Curricula Review & Development:  NYU Meyers in Liberia partners with local stakeholders including the Liberian Board of Nursing and Midwifery that is comprised of member constituents from each of the accredited teaching institutions across Liberia.  Since the grant inception, NYU Meyers has worked very closely with the Board to identify priority work areas for the project, with the initial priority agreed as a comprehensive review of the various nursing and midwifery curricula in Liberia. This includes three curricula for registered nurses, bridging for midwives, and a bachelor’s degree in midwifery.

NYU Meyers completed a preliminary review of the nursing curriculum in the fall 2017 semester with a presentation to the Board secretariat in December 2017. Additional review and recommendations for revised curricula were completed during the spring 2018 semester, and these recommendations were delivered to the full Board and other national stakeholders (over 70 persons in attendance) during a 2.5-day workshop held in Monrovia in mid-June 2018.   

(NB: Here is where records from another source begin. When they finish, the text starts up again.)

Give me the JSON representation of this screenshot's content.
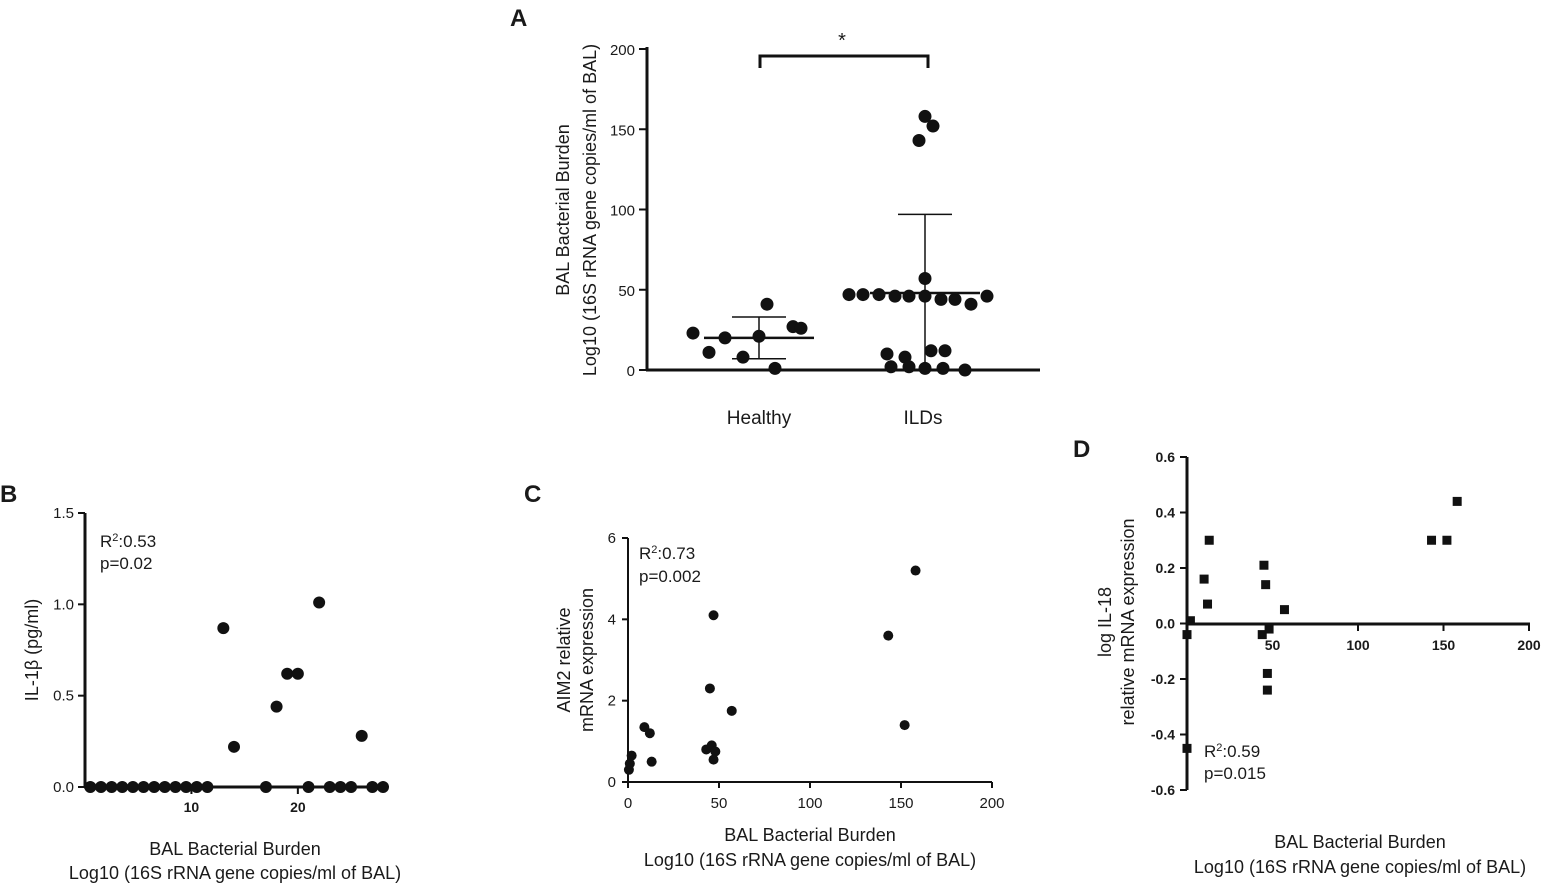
{
  "colors": {
    "ink": "#111111",
    "background": "#ffffff"
  },
  "chart_data": [
    {
      "panel": "A",
      "type": "scatter",
      "subtype": "dot plot with mean and SD",
      "ylabel_line1": "BAL Bacterial Burden",
      "ylabel_line2": "Log10 (16S rRNA gene copies/ml of BAL)",
      "ylim": [
        0,
        200
      ],
      "yticks": [
        "0",
        "50",
        "100",
        "150",
        "200"
      ],
      "categories": [
        "Healthy",
        "ILDs"
      ],
      "significance": "*",
      "series": [
        {
          "name": "Healthy",
          "mean": 20,
          "sd_low": 7,
          "sd_high": 33,
          "points": [
            [
              -0.33,
              23
            ],
            [
              -0.17,
              20
            ],
            [
              0,
              21
            ],
            [
              0.17,
              27
            ],
            [
              -0.25,
              11
            ],
            [
              -0.08,
              8
            ],
            [
              0.04,
              41
            ],
            [
              0.21,
              26
            ],
            [
              0.08,
              1
            ]
          ]
        },
        {
          "name": "ILDs",
          "mean": 48,
          "sd_low": 0,
          "sd_high": 97,
          "points": [
            [
              -0.38,
              47
            ],
            [
              -0.31,
              47
            ],
            [
              -0.23,
              47
            ],
            [
              -0.15,
              46
            ],
            [
              -0.08,
              46
            ],
            [
              0,
              46
            ],
            [
              0.08,
              44
            ],
            [
              0.15,
              44
            ],
            [
              0.23,
              41
            ],
            [
              0.31,
              46
            ],
            [
              -0.19,
              10
            ],
            [
              -0.1,
              8
            ],
            [
              0.03,
              12
            ],
            [
              0.1,
              12
            ],
            [
              -0.17,
              2
            ],
            [
              -0.08,
              2
            ],
            [
              0,
              1
            ],
            [
              0.09,
              1
            ],
            [
              0.2,
              0
            ],
            [
              0,
              57
            ],
            [
              -0.03,
              143
            ],
            [
              0.04,
              152
            ],
            [
              0,
              158
            ]
          ]
        }
      ]
    },
    {
      "panel": "B",
      "type": "scatter",
      "xlabel_line1": "BAL Bacterial Burden",
      "xlabel_line2": "Log10 (16S rRNA gene copies/ml of BAL)",
      "ylabel": "IL-1β (pg/ml)",
      "xlim": [
        0,
        28
      ],
      "ylim": [
        0,
        1.5
      ],
      "xticks": [
        "10",
        "20"
      ],
      "yticks": [
        "0.0",
        "0.5",
        "1.0",
        "1.5"
      ],
      "r2_prefix": "R",
      "r2_sup": "2",
      "r2_value": ":0.53",
      "p_text": "p=0.02",
      "x": [
        0.5,
        1.5,
        2.5,
        3.5,
        4.5,
        5.5,
        6.5,
        7.5,
        8.5,
        9.5,
        10.5,
        11.5,
        13,
        14,
        17,
        18,
        19,
        20,
        21,
        22,
        23,
        24,
        25,
        26,
        27,
        28
      ],
      "y": [
        0,
        0,
        0,
        0,
        0,
        0,
        0,
        0,
        0,
        0,
        0,
        0,
        0.87,
        0.22,
        0,
        0.44,
        0.62,
        0.62,
        0,
        1.01,
        0,
        0,
        0,
        0.28,
        0,
        0
      ]
    },
    {
      "panel": "C",
      "type": "scatter",
      "xlabel_line1": "BAL Bacterial Burden",
      "xlabel_line2": "Log10 (16S rRNA gene copies/ml of BAL)",
      "ylabel_line1": "AIM2 relative",
      "ylabel_line2": "mRNA expression",
      "xlim": [
        0,
        200
      ],
      "ylim": [
        0,
        6
      ],
      "xticks": [
        "0",
        "50",
        "100",
        "150",
        "200"
      ],
      "yticks": [
        "0",
        "2",
        "4",
        "6"
      ],
      "r2_prefix": "R",
      "r2_sup": "2",
      "r2_value": ":0.73",
      "p_text": "p=0.002",
      "x": [
        0.5,
        1,
        2,
        9,
        12,
        13,
        43,
        45,
        46,
        47,
        47,
        48,
        57,
        143,
        152,
        158
      ],
      "y": [
        0.3,
        0.45,
        0.65,
        1.35,
        1.2,
        0.5,
        0.8,
        2.3,
        0.9,
        0.55,
        4.1,
        0.75,
        1.75,
        3.6,
        1.4,
        5.2
      ]
    },
    {
      "panel": "D",
      "type": "scatter",
      "marker": "square",
      "xlabel_line1": "BAL Bacterial Burden",
      "xlabel_line2": "Log10 (16S rRNA gene copies/ml of BAL)",
      "ylabel_line1": "log IL-18",
      "ylabel_line2": "relative mRNA expression",
      "xlim": [
        0,
        200
      ],
      "ylim": [
        -0.6,
        0.6
      ],
      "xticks": [
        "50",
        "100",
        "150",
        "200"
      ],
      "yticks": [
        "-0.6",
        "-0.4",
        "-0.2",
        "0.0",
        "0.2",
        "0.4",
        "0.6"
      ],
      "r2_prefix": "R",
      "r2_sup": "2",
      "r2_value": ":0.59",
      "p_text": "p=0.015",
      "x": [
        0,
        2,
        10,
        12,
        13,
        44,
        45,
        46,
        47,
        47,
        48,
        57,
        143,
        152,
        158,
        0
      ],
      "y": [
        -0.04,
        0.01,
        0.16,
        0.07,
        0.3,
        -0.04,
        0.21,
        0.14,
        -0.18,
        -0.24,
        -0.02,
        0.05,
        0.3,
        0.3,
        0.44,
        -0.45
      ]
    }
  ]
}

During the workshop, NYU Meyers faculty presented initial curricula review findings and recommendations, and stakeholders then broke out into small working groups to analyze and critique the curricular review recommendations, discuss gaps, other findings and next steps.  Following the report-out of the working groups, task forces in both nursing and midwifery were formed, and these groups are currently working together with NYU Meyers to finalize the various curricula.  

Visiting Faculty: NYU Meyers has hired and deployed one Visiting Faculty (VF) with expertise in midwifery curricula development to be based at Mother Patern College of Health Sciences (MPCHS) in Monrovia.   MPCHS currently offers Liberia’s only masters level nursing education program. As part of the Health Workforce Program, the MoH has encouraged MPCHS to incorporate a masters in midwifery education to the program.  NYU Meyers’ VF is currently working with MPCHS to expand the curricula to be a Masters of Nursing and Midwifery Education program.